For a start, we need to approach these crises through the eyes of young people today. When the Intergovernmental Panel on Climate Change (IPCC) tells us categorically that we are now on course for an average sea level rise of at least one metre by 2100, possibly two metres, that may not mean much to adults who’ll be dead long before then. But many teenagers today will still be alive in 2100, possibly with their own children and grandchildren, experiencing first hand the devastating impacts of rising waters – happening as a direct result of the warming from our emissions of greenhouse gases, still rising year on year.
Secondly, we have to get better at electing politicians that are up for dealing with these complex generational issues with integrity, not just empty blather. There aren’t that many encouraging signs of this at the moment, but I was immensely cheered to read about the new Constitution being put forward in Chile after last year’s election of Gabriel Boric as President – at the age of just 35. Its third Chapter covers Chile’s ‘natural commons’ (water, air, forest, oceans etc), to be rigorously protected for present and future generations, with far stricter controls on economic development – and particularly on mining operations. Inspired by Chile’s indigenous people, the new Constitution also establishes an independent body to protect the legal rights of Nature.
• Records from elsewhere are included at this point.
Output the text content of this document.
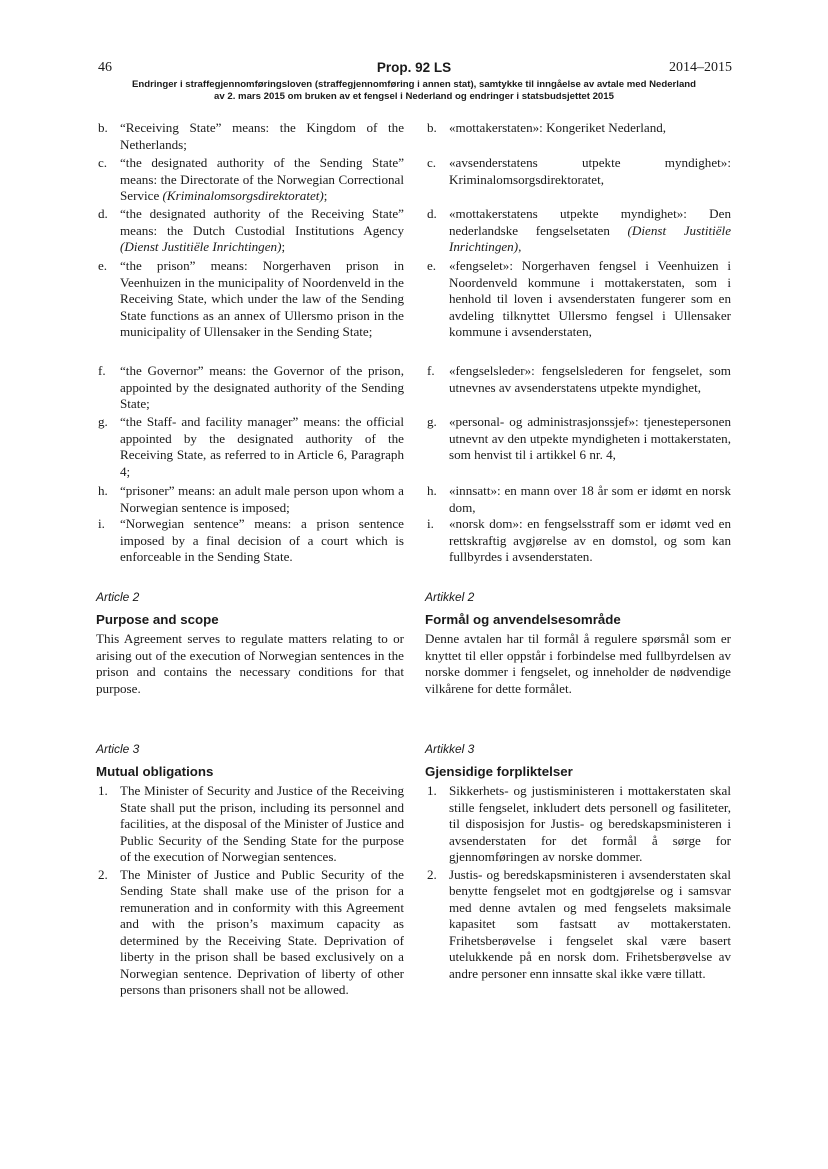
46	Prop. 92 LS	2014–2015
Endringer i straffegjennomføringsloven (straffegjennomføring i annen stat), samtykke til inngåelse av avtale med Nederland
av 2. mars 2015 om bruken av et fengsel i Nederland og endringer i statsbudsjettet 2015
b. “Receiving State” means: the Kingdom of the Netherlands;
c. “the designated authority of the Sending State” means: the Directorate of the Norwegian Correctional Service (Kriminalomsorgsdirektoratet);
d. “the designated authority of the Receiving State” means: the Dutch Custodial Institutions Agency (Dienst Justitiële Inrichtingen);
e. “the prison” means: Norgerhaven prison in Veenhuizen in the municipality of Noordenveld in the Receiving State, which under the law of the Sending State functions as an annex of Ullersmo prison in the municipality of Ullensaker in the Sending State;
f. “the Governor” means: the Governor of the prison, appointed by the designated authority of the Sending State;
g. “the Staff- and facility manager” means: the official appointed by the designated authority of the Receiving State, as referred to in Article 6, Paragraph 4;
h. “prisoner” means: an adult male person upon whom a Norwegian sentence is imposed;
i. “Norwegian sentence” means: a prison sentence imposed by a final decision of a court which is enforceable in the Sending State.
Article 2
Purpose and scope
This Agreement serves to regulate matters relating to or arising out of the execution of Norwegian sentences in the prison and contains the necessary conditions for that purpose.
Article 3
Mutual obligations
1. The Minister of Security and Justice of the Receiving State shall put the prison, including its personnel and facilities, at the disposal of the Minister of Justice and Public Security of the Sending State for the purpose of the execution of Norwegian sentences.
2. The Minister of Justice and Public Security of the Sending State shall make use of the prison for a remuneration and in conformity with this Agreement and with the prison’s maximum capacity as determined by the Receiving State. Deprivation of liberty in the prison shall be based exclusively on a Norwegian sentence. Deprivation of liberty of other persons than prisoners shall not be allowed.
b. «mottakerstaten»: Kongeriket Nederland,
c. «avsenderstatens utpekte myndighet»: Kriminalomsorgsdirektoratet,
d. «mottakerstatens utpekte myndighet»: Den nederlandske fengselsetaten (Dienst Justitiële Inrichtingen),
e. «fengselet»: Norgerhaven fengsel i Veenhuizen i Noordenveld kommune i mottakerstaten, som i henhold til loven i avsenderstaten fungerer som en avdeling tilknyttet Ullersmo fengsel i Ullensaker kommune i avsenderstaten,
f. «fengselsleder»: fengselslederen for fengselet, som utnevnes av avsenderstatens utpekte myndighet,
g. «personal- og administrasjonssjef»: tjenestepersonen utnevnt av den utpekte myndigheten i mottakerstaten, som henvist til i artikkel 6 nr. 4,
h. «innsatt»: en mann over 18 år som er idømt en norsk dom,
i. «norsk dom»: en fengselsstraff som er idømt ved en rettskraftig avgjørelse av en domstol, og som kan fullbyrdes i avsenderstaten.
Artikkel 2
Formål og anvendelsesområde
Denne avtalen har til formål å regulere spørsmål som er knyttet til eller oppstår i forbindelse med fullbyrdelsen av norske dommer i fengselet, og inneholder de nødvendige vilkårene for dette formålet.
Artikkel 3
Gjensidige forpliktelser
1. Sikkerhets- og justisministeren i mottakerstaten skal stille fengselet, inkludert dets personell og fasiliteter, til disposisjon for Justis- og beredskapsministeren i avsenderstaten for det formål å sørge for gjennomføringen av norske dommer.
2. Justis- og beredskapsministeren i avsenderstaten skal benytte fengselet mot en godtgjørelse og i samsvar med denne avtalen og med fengselets maksimale kapasitet som fastsatt av mottakerstaten. Frihetsberøvelse i fengselet skal være basert utelukkende på en norsk dom. Frihetsberøvelse av andre personer enn innsatte skal ikke være tillatt.
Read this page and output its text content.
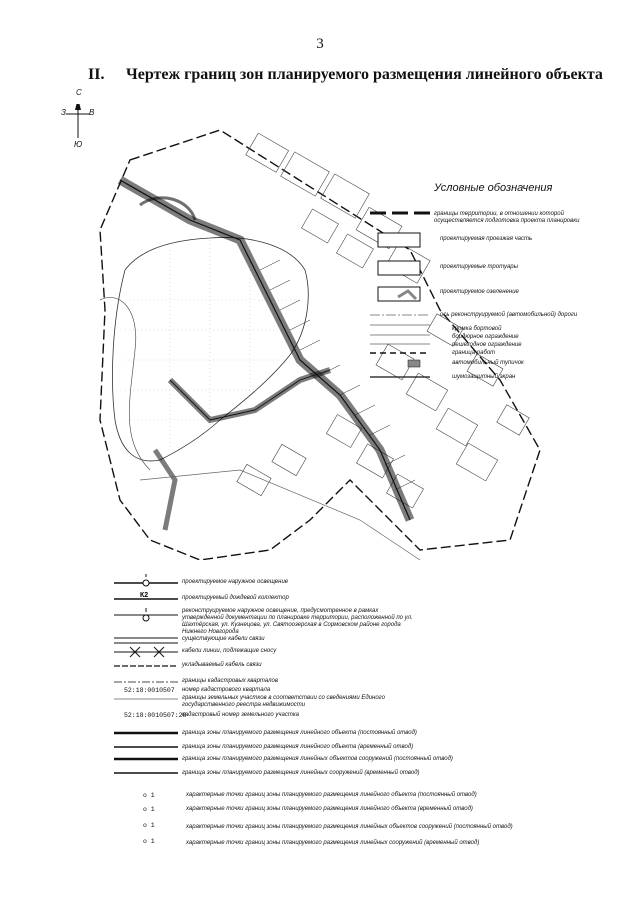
3
II. Чертеж границ зон планируемого размещения линейного объекта
С
З	В
Ю
Условные обозначения
границы территории, в отношении которой осуществляется подготовка проекта планировки
проектируемая проезжая часть
проектируемые тротуары
проектируемое озеленение
ось реконструируемой (автомобильной) дороги
кромка бортовой
бордюрное ограждение
пешеходное ограждение
граница работ
автомобильный тупичок
шумозащитный экран
К2
проектируемое наружное освещение
проектируемый дождевой коллектор
реконструируемое наружное освещение, предусмотренное в рамках утвержденной документации по планировке территории, расположенной по ул. Шахтёрская, ул. Кузнецова, ул. Святоозерская в Сормовском районе города Нижнего Новгорода
существующие кабели связи
кабели линии, подлежащие сносу
укладываемый кабель связи
52:18:0010507
52:18:0010507:28
границы кадастровых кварталов
номер кадастрового квартала
границы земельных участков в соответствии со сведениями Единого государственного реестра недвижимости
кадастровый номер земельного участка
граница зоны планируемого размещения линейного объекта (постоянный отвод)
граница зоны планируемого размещения линейного объекта (временный отвод)
граница зоны планируемого размещения линейных объектов сооружений (постоянный отвод)
граница зоны планируемого размещения линейных сооружений (временный отвод)
о 1
о 1
о 1
о 1
характерные точки границ зоны планируемого размещения линейного объекта (постоянный отвод)
характерные точки границ зоны планируемого размещения линейного объекта (временный отвод)
характерные точки границ зоны планируемого размещения линейных объектов сооружений (постоянный отвод)
характерные точки границ зоны планируемого размещения линейных сооружений (временный отвод)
Next, we all have to recognise the moral dimension of these dilemmas. In essence, tomorrow’s generations will be paying off our debts. The costs of adapting to a nature-depleted, still warming world will be massive.
Finally, this moral imperative must now inform all decisions we take about which technologies to deploy to accelerate the decarbonisation of our economies. For instance, you may hear more and more people talking about a technology called Direct Air Capture, sucking CO2 back out of the atmosphere to help stabilise concentrations of CO2. This is crazy stuff. At the moment, it costs around $750 to remove one tonne of CO2 using Direct Air Capture. Even its most manic evangelists acknowledge that this price tag is unlikely to fall much below $250 over the next 20 years. That’s the bill young people will be paying in 20 years’ time ($250 for every tonne of CO2 removed), compared with the far, far lower sums required for us to stop the CO2 being put up there in the first place!
No nuclear option
That disregard for the future is also what sickens me when I hear some environmentalists talking up the benefits of nuclear power – without ever mentioning the massive costs associated with managing nuclear waste and decommissioning nuclear reactors decades into the future.
At the last count (according to the Nuclear Decommissioning Authority), a minimum of £130bn will be required to decommission the UK’s old Magnox reactors.
Then you have to add on at least another £50bn to decommission the seven AGRs now coming to the end of their generating life. And then at least another £50-£75bn to construct the Geological Disposal Facility required to deal with the most long-lived nuclear waste. Let’s round that up to a minimum of £250bn – which tomorrow’s taxpayers will be liable for even though they will have benefitted very little from the electricity generated by those reactors.
A matter of time
At the moment, pretty much everything we do (or don’t do) in the face of today’s converging crises makes us very bad ancestors indeed.
How much longer do you think young people will be prepared to put up with that?